“No te vayas Mireille, nadie que parte tras esas ilusiones ha regresado”. “¡Oh mi petit, siempre preocupado como un padre! ¡En unos años volveré triunfante y con fortuna!”.
Toulouse Lautrec trataba de convencer a la joven que no siguiera la propuesta de quién decía ser un hacendado argentino prometiéndole que por su gracia y belleza sería la ‘Reina del Plata’.
El pequeño artista había gastado quince céntimos en un ramillete de violetas para cortejarla por última vez como recordatorio de despedida.
El pintor de rostros de mujeres con huellas del dolor y fracaso, vivía prácticamente en los prostíbulos que le hacían de inspiración para plasmar ese círculo de desilusión y amarguras; se había sentido enternecido con una pupila por su candidez, y trataba de evitar lo que en varias con aquellos sueños, a lo lejos se perdían.
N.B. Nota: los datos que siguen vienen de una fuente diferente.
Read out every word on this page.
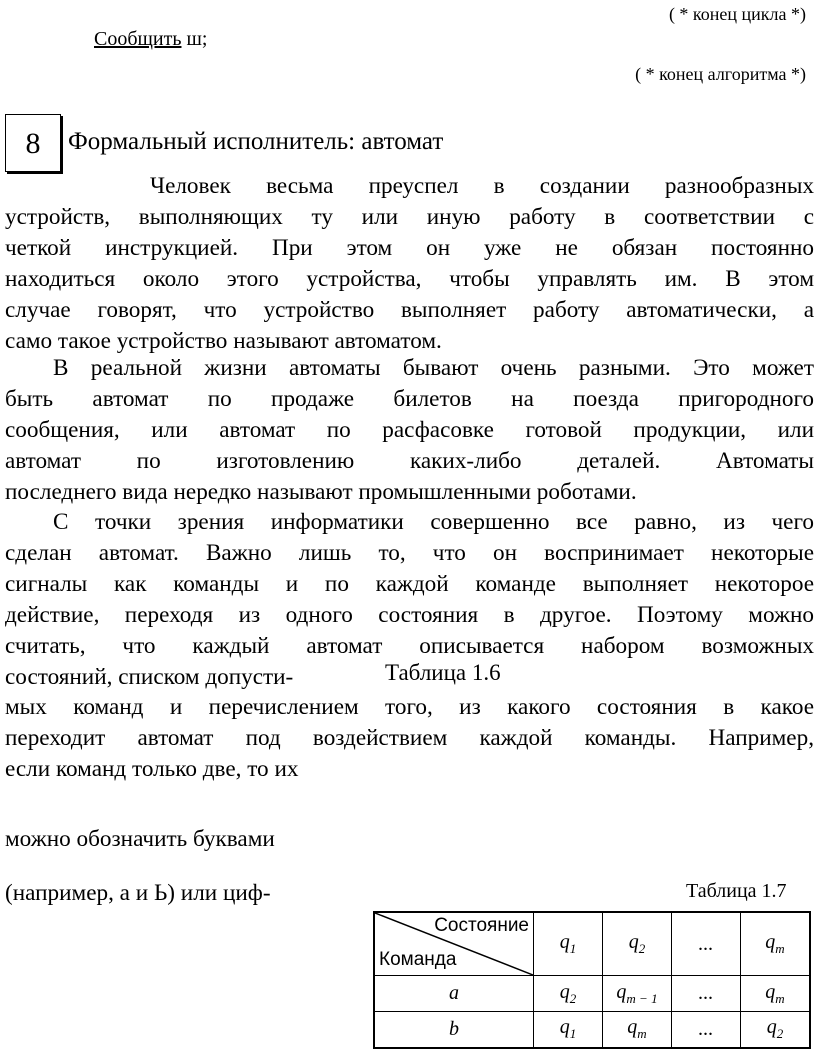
( * конец цикла *)
Сообщить ш;
( * конец алгоритма *)
8	Формальный исполнитель: автомат
Человек весьма преуспел в создании разнообразных
устройств, выполняющих ту или иную работу в соответствии с
четкой инструкцией. При этом он уже не обязан постоянно
находиться около этого устройства, чтобы управлять им. В этом
случае говорят, что устройство выполняет работу автоматически, а
само такое устройство называют автоматом.
В реальной жизни автоматы бывают очень разными. Это может
быть автомат по продаже билетов на поезда пригородного
сообщения, или автомат по расфасовке готовой продукции, или
автомат по изготовлению каких-либо деталей. Автоматы
последнего вида нередко называют промышленными роботами.
С точки зрения информатики совершенно все равно, из чего
сделан автомат. Важно лишь то, что он воспринимает некоторые
сигналы как команды и по каждой команде выполняет некоторое
действие, переходя из одного состояния в другое. Поэтому можно
считать, что каждый автомат описывается набором возможных
состояний, списком допусти-	Таблица 1.6
мых команд и перечислением того, из какого состояния в какое
переходит автомат под воздействием каждой команды. Например,
если команд только две, то их
можно обозначить буквами
(например, а и Ь) или циф-	Таблица 1.7
Состояние
Команда	$q_1$	$q_2$	...	$q_m$
a	$q_2$	$q_{m - 1}$	...	$q_m$
b	$q_1$	$q_m$	...	$q_2$
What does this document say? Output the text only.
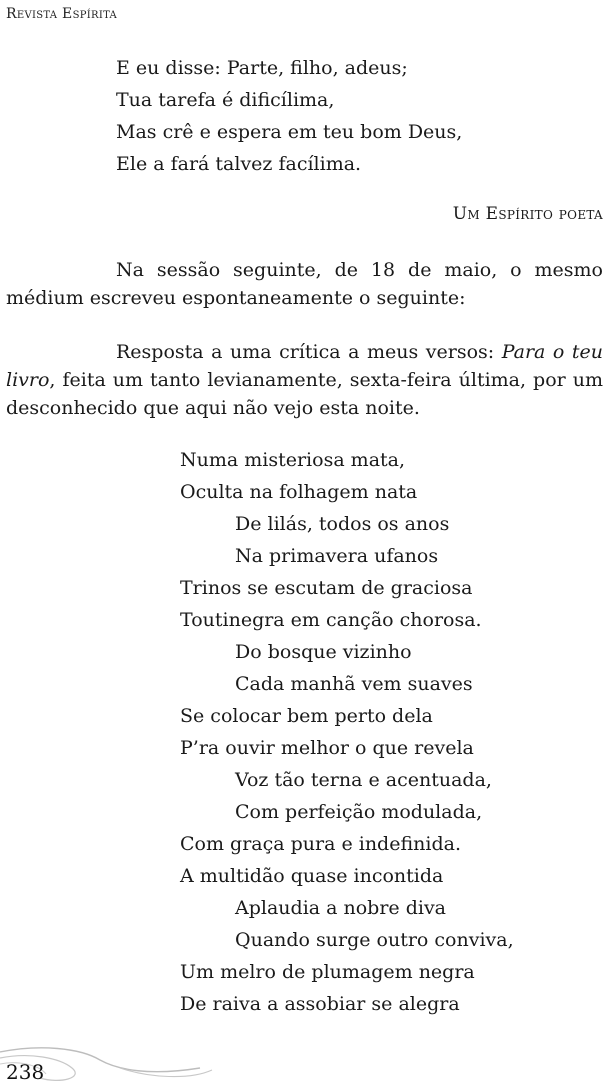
Revista Espírita
E eu disse: Parte, filho, adeus;
Tua tarefa é dificílima,
Mas crê e espera em teu bom Deus,
Ele a fará talvez facílima.
Um Espírito poeta

Na sessão seguinte, de 18 de maio, o mesmo médium escreveu espontaneamente o seguinte:

Resposta a uma crítica a meus versos: Para o teu livro, feita um tanto levianamente, sexta-feira última, por um desconhecido que aqui não vejo esta noite.

Numa misteriosa mata,
Oculta na folhagem nata
De lilás, todos os anos
Na primavera ufanos
Trinos se escutam de graciosa
Toutinegra em canção chorosa.
Do bosque vizinho
Cada manhã vem suaves
Se colocar bem perto dela
P’ra ouvir melhor o que revela
Voz tão terna e acentuada,
Com perfeição modulada,
Com graça pura e indefinida.
A multidão quase incontida
Aplaudia a nobre diva
Quando surge outro conviva,
Um melro de plumagem negra
De raiva a assobiar se alegra
238
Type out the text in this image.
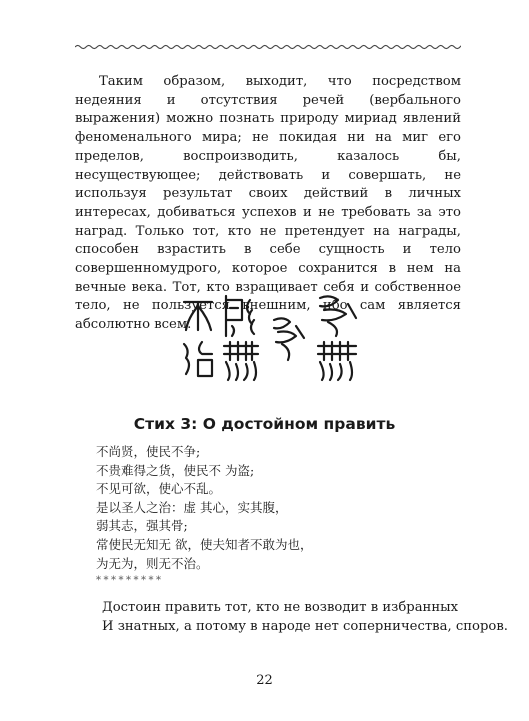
Таким образом, выходит, что посредством недеяния и отсутствия речей (вербального выражения) можно познать природу мириад явлений феноменального мира; не покидая ни на миг его пределов, воспроизводить, казалось бы, несуществующее; действовать и совершать, не используя результат своих действий в личных интересах, добиваться успехов и не требовать за это наград. Только тот, кто не претендует на награды, способен взрастить в себе сущность и тело совершенномудрого, которое сохранится в нем на вечные века. Тот, кто взращивает себя и собственное тело, не пользуется внешним, ибо сам является абсолютно всем.

Стих 3: О достойном править
不尚贤，使民不争;
不贵难得之货，使民不 为盗;
不见可欲，使心不乱。
是以圣人之治：虚 其心，实其腹，
弱其志，强其骨;
常使民无知无 欲，使夫知者不敢为也，
为无为，则无不治。

*********

Достоин править тот, кто не возводит в избранных
И знатных, а потому в народе нет соперничества, споров.

22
Nadie volvía.
Mireille repetía su rutina parisiens y era todo un éxito, su gracia, su afrancesada voz, a punto de ser grave, gustaban en aquel Buenos Aires del novecientos diez, pero al bajarse el telón la francesita no reía, no era feliz, tenía dueño que la explotaba hasta el dolor. Hasta se decía que había sido “vendida” por lo menos dos veces. Todo era amargo como le adelantara el pintor, por eso mantenía, mustio, seco aquel ramillete de violeta, porque era un recuerdo de su Paris, sabiendo ser una víctima más de la “trata de blancas” como se decía entonces.
Manuel Romero, dramaturgo, poeta, cineasta, admirado de su belleza la hizo conocer en el mundo de la noche castellanizando su nombre, con disgusto de Mireille, por Mireya para que sus letras rimaran con “ella” (¿?) como un personaje imaginario favorito del Armenonville, el cabaret de mayor `prosapia’ y lujo de aquella lejana década visitado por jóvenes y no tanto de abultada billetera y gustos selectos, que hicieron de Mireya la principal figura, no faltando soñadores empedernidos con un imposible y alocado matrimonio. Cabaret aquel con una referencia, hoy dato curioso, actuaba un dúo que hacía sus primeras armas, Gardel –Razzano.
Pero el tiempo fue pasando dejando sus huellas y todos los oropeles se fueron invisibilizando. La belleza de Meirelle llamaba tanto la atención que el biógrafo de Toulousse Lautrec, Henri Perruchet, la cita en unos de los capítulos de la biografía.
Mientras era útil en “esos negocios”, fue Mireya, luego, el tiempo la fue esfumando llegando al dolor de la mendicidad, transformándose en el endeble encanto de un cuento infantil.